There is, however, a more hopeful way of looking at our situation.

It is wondrous to see a vast school of fish or flock of birds suddenly turn in formation. Does this happen because they are following a king fish or king bird? Yes and no. Surely the fish at the back of the shoal are following the fish in front of them, and there are some fish that are more often at the front and others that are more often at the back. But they are all agents, and their orderly behavior can arise without top-down control because they share the same basic nature and are dealing with the same environmental stimuli. There is a saying in the book of Proverbs, “The locusts have no king, but they march in formation” (30:27). This is possible because locusts share the same nature and respond to the same environmental stimuli in the same way. This is true of humans as well.

One of the most encouraging lectures I ever attended was given by Kevin MacDonald. It was published as “Psychology and White Ethnocentrism [3].” MacDonald examines the scientific literature on “implicit racism.” Now, when I first heard of this idea, I rolled my eyes. Because implicit racism sounds to me like an essentially occult explanation for why blacks and browns do not perform as well as whites even when explicit racism has been dismantled. Since the Left simply denies that races are biologically unequal in their capacities, poor performance must have social causes, and if obvious social causes have been eliminated, then more obscure ones like “stereotype threat” or “implicit racism” must be at work.

But it turns out that implicit racism is real. The human brain is hard-wired to feel more comfortable around people who are genetically similar to us and to feel unease around people who are genetically different.
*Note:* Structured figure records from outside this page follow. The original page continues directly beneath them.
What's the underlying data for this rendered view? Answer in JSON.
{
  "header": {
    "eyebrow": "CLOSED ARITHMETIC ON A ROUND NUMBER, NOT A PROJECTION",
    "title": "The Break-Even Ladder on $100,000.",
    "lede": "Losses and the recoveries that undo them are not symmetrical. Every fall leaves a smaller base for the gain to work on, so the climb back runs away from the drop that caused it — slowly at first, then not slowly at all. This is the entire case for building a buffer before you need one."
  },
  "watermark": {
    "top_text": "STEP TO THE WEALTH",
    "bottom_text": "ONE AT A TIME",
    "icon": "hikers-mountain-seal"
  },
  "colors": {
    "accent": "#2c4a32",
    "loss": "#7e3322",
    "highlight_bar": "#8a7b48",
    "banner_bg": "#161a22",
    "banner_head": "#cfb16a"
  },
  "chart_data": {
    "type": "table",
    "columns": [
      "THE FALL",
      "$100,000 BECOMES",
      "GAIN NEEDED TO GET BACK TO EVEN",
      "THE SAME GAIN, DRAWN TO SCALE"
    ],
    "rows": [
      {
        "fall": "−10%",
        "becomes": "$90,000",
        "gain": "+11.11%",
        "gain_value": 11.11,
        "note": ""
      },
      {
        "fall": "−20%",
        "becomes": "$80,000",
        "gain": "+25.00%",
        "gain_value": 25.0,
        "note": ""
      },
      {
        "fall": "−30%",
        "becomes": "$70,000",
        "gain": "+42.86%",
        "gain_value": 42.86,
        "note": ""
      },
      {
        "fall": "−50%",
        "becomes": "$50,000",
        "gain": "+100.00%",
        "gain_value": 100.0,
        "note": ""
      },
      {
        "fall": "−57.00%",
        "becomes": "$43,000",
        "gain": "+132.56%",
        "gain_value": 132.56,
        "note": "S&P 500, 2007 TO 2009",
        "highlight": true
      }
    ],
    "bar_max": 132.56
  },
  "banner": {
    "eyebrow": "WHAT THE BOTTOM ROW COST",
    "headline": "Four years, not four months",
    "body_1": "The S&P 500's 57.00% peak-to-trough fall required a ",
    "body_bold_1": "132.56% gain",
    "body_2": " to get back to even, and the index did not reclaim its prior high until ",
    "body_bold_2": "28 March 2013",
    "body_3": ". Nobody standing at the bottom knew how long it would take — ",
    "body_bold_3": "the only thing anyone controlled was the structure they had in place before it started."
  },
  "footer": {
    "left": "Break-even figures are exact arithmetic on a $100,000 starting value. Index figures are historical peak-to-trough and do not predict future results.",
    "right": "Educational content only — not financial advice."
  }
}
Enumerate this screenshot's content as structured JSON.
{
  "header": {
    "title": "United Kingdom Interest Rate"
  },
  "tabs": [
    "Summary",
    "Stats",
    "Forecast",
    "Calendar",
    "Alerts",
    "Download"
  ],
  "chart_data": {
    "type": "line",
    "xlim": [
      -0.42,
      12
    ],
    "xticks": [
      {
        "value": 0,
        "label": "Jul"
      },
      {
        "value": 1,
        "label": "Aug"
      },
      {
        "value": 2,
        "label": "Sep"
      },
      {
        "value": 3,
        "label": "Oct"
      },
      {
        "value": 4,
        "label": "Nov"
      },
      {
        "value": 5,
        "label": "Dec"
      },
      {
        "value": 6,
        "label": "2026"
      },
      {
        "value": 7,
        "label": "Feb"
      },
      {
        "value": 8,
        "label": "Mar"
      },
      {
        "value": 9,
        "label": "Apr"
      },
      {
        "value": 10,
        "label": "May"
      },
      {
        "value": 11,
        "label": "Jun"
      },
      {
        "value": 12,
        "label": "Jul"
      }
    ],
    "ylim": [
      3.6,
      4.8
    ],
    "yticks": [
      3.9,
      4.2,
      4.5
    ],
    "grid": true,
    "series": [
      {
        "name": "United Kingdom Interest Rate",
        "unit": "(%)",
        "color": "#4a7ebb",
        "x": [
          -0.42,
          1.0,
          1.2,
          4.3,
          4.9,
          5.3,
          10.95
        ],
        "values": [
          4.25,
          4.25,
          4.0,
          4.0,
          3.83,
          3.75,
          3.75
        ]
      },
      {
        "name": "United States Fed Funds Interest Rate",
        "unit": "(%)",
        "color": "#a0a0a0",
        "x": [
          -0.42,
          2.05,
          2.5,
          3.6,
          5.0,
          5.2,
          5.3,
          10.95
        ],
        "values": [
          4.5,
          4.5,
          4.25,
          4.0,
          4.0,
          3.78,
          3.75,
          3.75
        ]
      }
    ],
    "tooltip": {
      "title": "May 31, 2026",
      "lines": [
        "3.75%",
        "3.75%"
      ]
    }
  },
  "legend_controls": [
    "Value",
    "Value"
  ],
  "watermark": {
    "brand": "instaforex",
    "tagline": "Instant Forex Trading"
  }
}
Moreover, we are capable of making astonishingly accurate assessments of genetic similarity starting in infancy. So we’re not monsters. We’re neurologically quite normal, and the fact that the majority of our people do not share our views (yet) is just a sign that we are ahead of the curve.

If human beings were entirely controlled by our instincts, multiculturalism would not be a problem. Peoples would separate naturally and stay that way. But the higher, distinctly human parts of our brains can be programmed to think that ethnocentrism is immoral. This programming does not alter our instinctive ethnocentrism. It merely institutes an inner conflict between our moral convictions and our healthy instincts. These instincts still, however, express themselves unconsciously or hypocritically in “implictly white” affinity groupings.

This analysis is grounds for hope in two ways.

First, it implies that, other things being equal, we are not just ahead of the curve but stronger and healthier than our politically correct brethren. We don’t fight against or feel guilty about our ethnocentric feelings, but they do. Anti-racism, in short, is a state of constant psychological conflict, i.e., a form of mental illness, and relentless diversity propaganda is a form of gaslighting.

Second, it implies that our task is much easier. For although the enemy still largely controls the programming of our people’s conscious minds through education and popular culture, deep down our people are already on our side. They feel what we feel. Our task, therefore, is merely to make them conscious of their ethnocentric feelings and morally comfortable with them. That’s no small task, as it goes against the reigning moral traditions of the last two thousand years. But it is encouraging to know that nature is on our side.

There is an abyss between where we are now and the world we want to create. And when you need to leap over an abyss, first you take a step back. Metapolitics is taking a step back from politics and assessing one’s situation and strategy for getting to the other side. And when a group of Swedes, Englishmen, and Americans meet in Hungary to talk about how to save our homelands, that is taking a step back too. I want to thank all of you for making this gathering possible, and I hope we will all have renewed energies as we leap back into the fray.